I have always loved the fall: the crisp weather, the end to the humidity of summer, the return to routines and, perhaps above all, the fall colours that we are so fortunate to enjoy in this part of the world.
But in 2020, as we move into the sixth month of pandemic living, I dread the arrival of autumn. Even as I railed against the restrictions we all faced in March, I often thought how fortunate it was that COVID-19 struck in the late winter, when we had spring and summer to look forward to. (Surely, I thought, all of this would be well sorted before the days got shorter and colder. What a fool I was.) We may have shivered and wrapped ourselves in blankets in those initial forays into pandemic socializing, but we knew the warmth that we needed so badly lay ahead.
By the time summer arrived, we were used to our new way of living.
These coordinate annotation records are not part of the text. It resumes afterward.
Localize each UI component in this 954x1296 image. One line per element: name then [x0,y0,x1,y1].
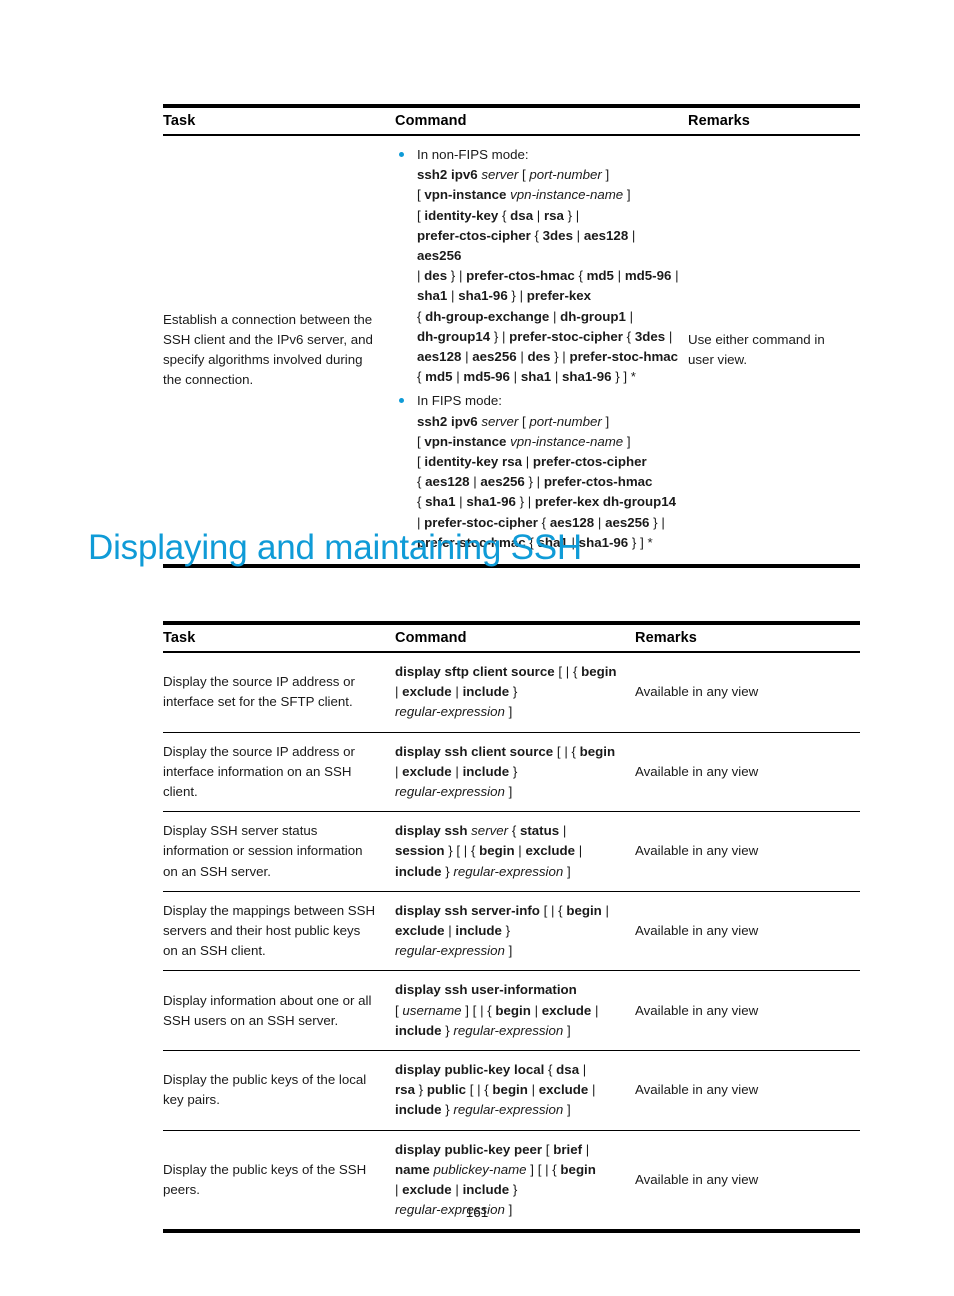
task-cell: Display the source IP address or interfa… [163,732,395,813]
table-bottom-rule [163,1229,860,1234]
command-syntax-line: display ssh server-info [ | { begin | [395,902,609,918]
remarks-cell: Available in any view [635,652,860,733]
displaying-maintaining-ssh-table: Task Command Remarks Display the source … [163,621,860,1234]
page-title: Displaying and maintaining SSH [88,528,582,567]
command-syntax-line: include } regular-expression ] [395,1102,571,1118]
task-cell: Display SSH server status information or… [163,811,395,892]
command-syntax-block: ssh2 ipv6 server [ port-number ] [ vpn-in… [417,165,682,387]
bullet-lead-text: In non-FIPS mode: [417,147,529,162]
command-cell: display public-key local { dsa | rsa } pu… [395,1050,635,1131]
command-syntax-line: display public-key local { dsa | [395,1062,587,1078]
column-header-command: Command [395,625,635,653]
command-syntax-line: include } regular-expression ] [395,863,571,879]
command-syntax-line: regular-expression ] [395,784,513,800]
command-cell: display ssh server { status | session } [… [395,811,635,892]
command-syntax-line: ssh2 ipv6 server [ port-number ] [417,167,610,183]
page-number: 161 [465,1205,489,1220]
command-syntax-line: | des } | prefer-ctos-hmac { md5 | md5-9… [417,268,679,284]
command-syntax-line: display ssh user-information [395,982,577,998]
command-syntax-line: ssh2 ipv6 server [ port-number ] [417,413,610,429]
remarks-cell: Available in any view [635,970,860,1052]
table-row: Establish a connection between the SSH c… [163,135,860,564]
command-syntax-line: display sftp client source [ | { begin [395,664,617,679]
command-syntax-line: display public-key peer [ brief | [395,1141,590,1157]
remarks-cell: Available in any view [635,811,860,892]
command-syntax-line: aes128 | aes256 | des } | prefer-stoc-hm… [417,349,679,365]
table-header-row: Task Command Remarks [163,108,860,136]
bullet-dot-icon [399,152,404,157]
bullet-lead-text: In FIPS mode: [417,393,502,409]
command-syntax-line: sha1 | sha1-96 } | prefer-kex [417,288,592,304]
command-bullet-item: In non-FIPS mode: ssh2 ipv6 server [ port… [395,145,682,387]
command-syntax-line: { sha1 | sha1-96 } | prefer-kex dh-group… [417,494,677,510]
command-syntax-line: prefer-ctos-cipher { 3des | aes128 | aes… [417,227,636,264]
task-cell: Display the mappings between SSH servers… [163,891,395,972]
ssh-ipv6-command-table: Task Command Remarks Establish a connect… [163,104,860,569]
task-cell: Display information about one or all SSH… [163,970,395,1052]
command-syntax-line: regular-expression ] [395,943,513,959]
table-row: Display the source IP address or interfa… [163,732,860,813]
command-cell: In non-FIPS mode: ssh2 ipv6 server [ port… [395,135,688,564]
column-header-remarks: Remarks [635,625,860,653]
command-syntax-line: [ vpn-instance vpn-instance-name ] [417,433,631,449]
command-syntax-line: [ vpn-instance vpn-instance-name ] [417,187,631,203]
command-syntax-line: dh-group14 } | prefer-stoc-cipher { 3des… [417,328,673,344]
document-page: Task Command Remarks Establish a connect… [0,0,954,1296]
column-header-remarks: Remarks [688,108,860,136]
remarks-cell: Available in any view [635,732,860,813]
table-row: Display the mappings between SSH servers… [163,891,860,972]
table-row: Display the public keys of the local key… [163,1050,860,1131]
column-header-task: Task [163,108,395,136]
table-row: Display the source IP address or interfa… [163,652,860,733]
command-syntax-line: | exclude | include } [395,684,518,700]
command-syntax-line: session } [ | { begin | exclude | [395,843,583,859]
task-cell: Display the public keys of the local key… [163,1050,395,1131]
command-syntax-line: { dh-group-exchange | dh-group1 | [417,308,634,324]
command-syntax-line: { md5 | md5-96 | sha1 | sha1-96 } ] * [417,369,636,385]
task-cell: Establish a connection between the SSH c… [163,311,373,388]
command-syntax-line: display ssh client source [ | { begin [395,743,616,759]
command-syntax-line: { aes128 | aes256 } | prefer-ctos-hmac [417,474,653,490]
column-header-task: Task [163,625,395,653]
command-syntax-line: [ identity-key { dsa | rsa } | [417,207,580,223]
command-syntax-line: name publickey-name ] [ | { begin [395,1161,596,1177]
table-row: Display information about one or all SSH… [163,970,860,1052]
table-header-row: Task Command Remarks [163,625,860,653]
command-syntax-line: rsa } public [ | { begin | exclude | [395,1082,596,1098]
command-syntax-line: include } regular-expression ] [395,1022,571,1038]
command-syntax-line: | exclude | include } [395,1182,518,1198]
column-header-command: Command [395,108,688,136]
command-bullet-list: In non-FIPS mode: ssh2 ipv6 server [ port… [395,145,682,553]
command-syntax-line: regular-expression ] [395,704,513,720]
command-syntax-line: [ identity-key rsa | prefer-ctos-cipher [417,454,647,470]
command-cell: display sftp client source [ | { begin | … [395,652,635,733]
command-syntax-line: display ssh server { status | [395,823,567,839]
command-syntax-line: exclude | include } [395,923,511,939]
command-cell: display ssh user-information [ username ]… [395,970,635,1052]
task-cell: Display the source IP address or interfa… [163,652,395,733]
remarks-cell: Use either command in user view. [688,331,825,368]
command-cell: display ssh client source [ | { begin | e… [395,732,635,813]
bullet-dot-icon [399,398,404,404]
remarks-cell: Available in any view [635,1050,860,1131]
command-syntax-line: | exclude | include } [395,763,518,779]
command-cell: display ssh server-info [ | { begin | exc… [395,891,635,972]
remarks-cell: Available in any view [635,891,860,972]
command-syntax-line: [ username ] [ | { begin | exclude | [395,1002,599,1018]
table-row: Display SSH server status information or… [163,811,860,892]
Wearing masks became de rigueur, we accepted (more or less) that we would not be going to movies, plays or live music anytime soon, tackled at least some of the books on our “must read” lists, bought more lawn chairs and hand sanitizer and worked on our barbecuing repertoire.
Those lazy, hazy crazy days of summer
As summer unfolded, the numbers of new infections stabilized, public health restrictions relaxed somewhat, and we could venture to the occasional movie, have a professional manicure, eat out from time to time, visit aged parents in long-term care facilities, live a bit like the world was not going crazy all around us.
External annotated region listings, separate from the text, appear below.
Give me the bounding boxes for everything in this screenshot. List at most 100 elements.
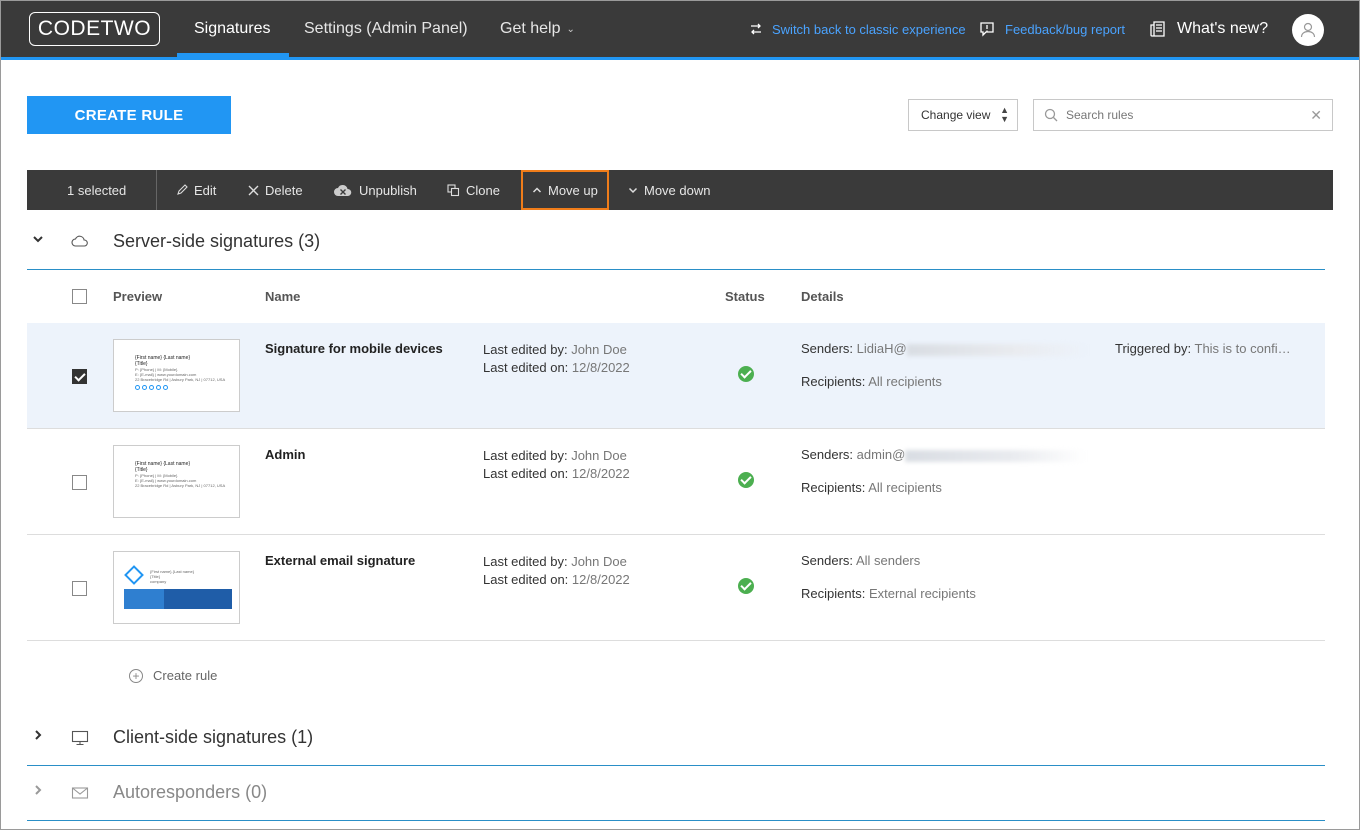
preview-text: company: [150, 579, 167, 584]
edited-on-label: Last edited on:: [483, 466, 569, 481]
table-row[interactable]: {First name} {Last name} {Title} P: {Pho…: [27, 429, 1325, 535]
table-row[interactable]: {First name} {Last name} {Title} P: {Pho…: [27, 323, 1325, 429]
unpublish-label: Unpublish: [359, 182, 417, 198]
social-icons: [135, 385, 239, 390]
whats-new-icon: [1150, 21, 1165, 37]
edited-on-value: 12/8/2022: [571, 466, 630, 481]
senders-value: admin@: [856, 447, 906, 462]
senders-label: Senders:: [801, 553, 854, 568]
delete-button[interactable]: Delete: [248, 170, 303, 210]
edit-info: Last edited by: John Doe Last edited on:…: [483, 447, 630, 483]
logo-text: CODETWO: [37, 17, 152, 40]
senders-label: Senders:: [801, 447, 854, 462]
rule-name[interactable]: External email signature: [265, 553, 415, 568]
user-avatar[interactable]: [1292, 14, 1324, 46]
tab-settings[interactable]: Settings (Admin Panel): [304, 1, 468, 57]
tab-get-help[interactable]: Get help ⌄: [500, 1, 575, 57]
change-view-select[interactable]: Change view ▲ ▼: [908, 99, 1018, 131]
signature-preview[interactable]: {First name} {Last name} {Title} P: {Pho…: [113, 445, 240, 518]
edited-by-value: John Doe: [571, 448, 627, 463]
edit-label: Edit: [194, 182, 217, 198]
edited-by-label: Last edited by:: [483, 448, 568, 463]
search-icon: [1044, 108, 1058, 122]
tab-label: Settings (Admin Panel): [304, 20, 468, 37]
select-arrows-icon: ▲ ▼: [1000, 105, 1009, 124]
edited-on-label: Last edited on:: [483, 360, 569, 375]
rule-details: Senders: All senders Recipients: Externa…: [801, 553, 976, 601]
selection-toolbar: 1 selected Edit Delete Unpublish Clone M…: [27, 170, 1333, 210]
clear-search-icon[interactable]: ✕: [1310, 107, 1322, 124]
preview-banner: [124, 589, 232, 609]
recipients-label: Recipients:: [801, 374, 866, 389]
tab-label: Signatures: [194, 20, 271, 37]
signature-preview[interactable]: {First name} {Last name} {Title} P: {Pho…: [113, 339, 240, 412]
edited-on-value: 12/8/2022: [571, 360, 630, 375]
section-title: Client-side signatures (1): [113, 727, 314, 747]
unpublish-button[interactable]: Unpublish: [333, 170, 417, 210]
create-rule-link[interactable]: + Create rule: [129, 668, 217, 683]
edit-button[interactable]: Edit: [176, 170, 216, 210]
section-title: Autoresponders (0): [113, 782, 268, 802]
tab-signatures[interactable]: Signatures: [177, 1, 288, 57]
select-all-checkbox[interactable]: [72, 289, 87, 304]
feedback-link[interactable]: Feedback/bug report: [979, 1, 1125, 57]
monitor-icon: [71, 730, 89, 746]
chevron-right-icon[interactable]: [32, 729, 44, 741]
rule-details: Senders: LidiaH@ Recipients: All recipie…: [801, 341, 1087, 389]
table-row[interactable]: {First name} {Last name} {Title} company…: [27, 535, 1325, 641]
chevron-down-icon: [628, 187, 638, 194]
move-down-label: Move down: [644, 182, 711, 198]
recipients-label: Recipients:: [801, 480, 866, 495]
cloud-off-icon: [334, 184, 352, 196]
codetwo-logo[interactable]: CODETWO: [29, 12, 160, 46]
create-rule-button[interactable]: CREATE RULE: [27, 96, 231, 134]
row-checkbox[interactable]: [72, 581, 87, 596]
toolbar-divider: [156, 170, 157, 210]
create-rule-link-label: Create rule: [153, 668, 218, 683]
column-header-details: Details: [801, 289, 844, 304]
section-server-side[interactable]: Server-side signatures (3): [27, 215, 1325, 270]
switch-classic-link[interactable]: Switch back to classic experience: [750, 1, 966, 57]
column-header-name[interactable]: Name: [265, 289, 300, 304]
search-placeholder: Search rules: [1066, 108, 1134, 122]
recipients-value: All recipients: [868, 480, 942, 495]
status-published-icon: [738, 578, 754, 594]
chevron-right-icon[interactable]: [32, 784, 44, 796]
feedback-label: Feedback/bug report: [1005, 21, 1125, 37]
status-published-icon: [738, 366, 754, 382]
clone-button[interactable]: Clone: [447, 170, 500, 210]
preview-text: 22 Bracebridge Rd | Asbury Park, NJ | 07…: [135, 377, 226, 382]
create-rule-label: CREATE RULE: [74, 106, 184, 124]
edit-info: Last edited by: John Doe Last edited on:…: [483, 553, 630, 589]
clone-icon: [447, 183, 460, 196]
chevron-down-icon[interactable]: [32, 233, 44, 245]
whats-new-label: What's new?: [1177, 20, 1269, 37]
edited-on-label: Last edited on:: [483, 572, 569, 587]
rule-name[interactable]: Signature for mobile devices: [265, 341, 443, 356]
section-autoresponders[interactable]: Autoresponders (0): [27, 766, 1325, 821]
search-input[interactable]: Search rules ✕: [1033, 99, 1333, 131]
row-checkbox[interactable]: [72, 369, 87, 384]
top-navigation: CODETWO Signatures Settings (Admin Panel…: [1, 1, 1359, 57]
whats-new-link[interactable]: What's new?: [1149, 1, 1268, 57]
change-view-label: Change view: [921, 108, 991, 122]
tab-label: Get help: [500, 20, 561, 37]
section-client-side[interactable]: Client-side signatures (1): [27, 711, 1325, 766]
recipients-value: All recipients: [868, 374, 942, 389]
redacted-text: [905, 449, 1086, 462]
move-up-label: Move up: [548, 182, 598, 198]
status-published-icon: [738, 472, 754, 488]
triggered-by: Triggered by: This is to confi…: [1115, 341, 1291, 356]
chevron-up-icon: [532, 187, 542, 193]
row-checkbox[interactable]: [72, 475, 87, 490]
close-icon: [248, 185, 259, 195]
user-icon: [1300, 22, 1316, 38]
senders-value: All senders: [855, 553, 921, 568]
chevron-down-icon: ⌄: [566, 23, 575, 35]
signature-preview[interactable]: {First name} {Last name} {Title} company: [113, 551, 240, 624]
senders-value: LidiaH@: [856, 341, 907, 356]
move-up-button[interactable]: Move up: [521, 170, 609, 210]
recipients-value: External recipients: [868, 586, 976, 601]
move-down-button[interactable]: Move down: [628, 170, 710, 210]
rule-name[interactable]: Admin: [265, 447, 305, 462]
To those of us protected from the worst impacts of the pandemic because of our race and class – especially those of us with no small children at home — it seemed that we might be able to make it through this terrible time without undue hardship.
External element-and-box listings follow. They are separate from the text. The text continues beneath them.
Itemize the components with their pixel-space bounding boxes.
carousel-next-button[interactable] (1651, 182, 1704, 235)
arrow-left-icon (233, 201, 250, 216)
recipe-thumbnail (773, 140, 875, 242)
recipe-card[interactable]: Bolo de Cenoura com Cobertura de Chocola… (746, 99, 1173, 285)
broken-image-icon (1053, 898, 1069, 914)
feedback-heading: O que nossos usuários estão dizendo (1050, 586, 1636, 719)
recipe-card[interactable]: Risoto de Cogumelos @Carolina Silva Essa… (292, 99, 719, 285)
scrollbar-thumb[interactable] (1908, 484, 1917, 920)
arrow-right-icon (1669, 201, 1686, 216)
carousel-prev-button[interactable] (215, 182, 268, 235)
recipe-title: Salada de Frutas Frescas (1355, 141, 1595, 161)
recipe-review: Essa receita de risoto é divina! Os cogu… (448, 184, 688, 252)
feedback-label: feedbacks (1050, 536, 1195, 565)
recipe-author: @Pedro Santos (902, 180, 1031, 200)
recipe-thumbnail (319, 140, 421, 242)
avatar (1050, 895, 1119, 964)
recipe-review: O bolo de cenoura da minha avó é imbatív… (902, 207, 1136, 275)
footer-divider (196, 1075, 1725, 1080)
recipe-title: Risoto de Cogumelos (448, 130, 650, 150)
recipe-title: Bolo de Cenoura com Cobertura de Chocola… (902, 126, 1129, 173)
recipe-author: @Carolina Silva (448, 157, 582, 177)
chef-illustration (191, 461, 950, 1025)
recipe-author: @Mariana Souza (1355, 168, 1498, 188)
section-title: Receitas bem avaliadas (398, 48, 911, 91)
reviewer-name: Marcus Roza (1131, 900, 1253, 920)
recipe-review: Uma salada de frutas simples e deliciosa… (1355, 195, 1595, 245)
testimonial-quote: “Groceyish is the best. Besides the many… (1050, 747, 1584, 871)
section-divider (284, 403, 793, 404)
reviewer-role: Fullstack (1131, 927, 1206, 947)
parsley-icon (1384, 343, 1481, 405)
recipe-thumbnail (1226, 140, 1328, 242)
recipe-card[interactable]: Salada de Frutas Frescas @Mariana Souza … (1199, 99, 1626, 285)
In the spirit of Aesop’s Grasshopper, and I am sure I was not alone, I “preferred to dance, sing and play at [my] leisure, not minding that these wonderful days [would] soon be over, that cold and rainy days [would] soon be near.” In what I now realize was a demented spirit of optimism, I convinced myself that, by fall, I would be back on the road with work and hosting frequent dinner parties, inside, when I was at home.
However, by mid-August, the inevitability of fall and winter was apparent even to the worst grasshopper among us. What would back to school look like for elementary and secondary students? How would universities and colleges operate? Just how much longer could we work from home? And what about our social lives?
As October begins, we may not be dealing with a worst case scenario, but the immediate future (even if we don’t think about the U.S. election) seems more than grim enough. Infection numbers in Kingston, across the province and across the country are on the rise. Social interactions we took for granted over the summer no longer feel safe. Long-term care facilities are, once again, tightening up visiting protocols. The government has lowered the number of people allowed to gather inside to 10, which put the end to my hope for an indoor harvest feast for our family of 12 later this month (but, stay tuned, we may have come up with a creative plan!). No vaccine is in sight.
Finding ways to cope
Winter may be on its way, but it is not here yet. While we won’t be returning to old routines, we can enjoy what remains of the Outdoor Times before we must succumb to the Indoor Times. The fall colours are peaking this weekend so, wherever you live in Ontario, you can take a walk or a drive and be inspired by the colours around you.
Farmers’ markets and farm stands across the province are rich in squashes, cabbages, tomatoes and other local produce. Even in the pandemic, pick your own apple orchards are in full swing.
The much-loved Ontario Festival of Small Halls concert series, which brings big-name Canadian musicians to small venues in small communities, is offering concerts with limited seating to comply with physical distancing protocols. I have missed live music more than almost anything else during the pandemic and can hardly wait to see The Abrams in Seeley’s Bay in mid-October.
Last but not least, it’s time for cold weather cocktails. Here is my first offering for the fall, with more to follow in upcoming weeks. I call it Fall Hope:
For two people, heat 12 ounces fresh apple cider with 1 – 2 cinnamon sticks, 1 whole star anise, a few gratings nutmeg and 6 crushed cardamom pods for 15 minutes. While cider is mulling, warm two mugs by filling them with hot water. When you are ready to assemble your drink, dump water out of mugs. Measure 2 ounces of your favourite rum and 1 Tbsp. freshly squeezed lime juice into each mug, then pour in cider through a sieve. Discard the spices and stir cocktail well.
Head to your porch, balcony or yard, wrap yourself in a blanket and inhale both the cocktail and the fresh air.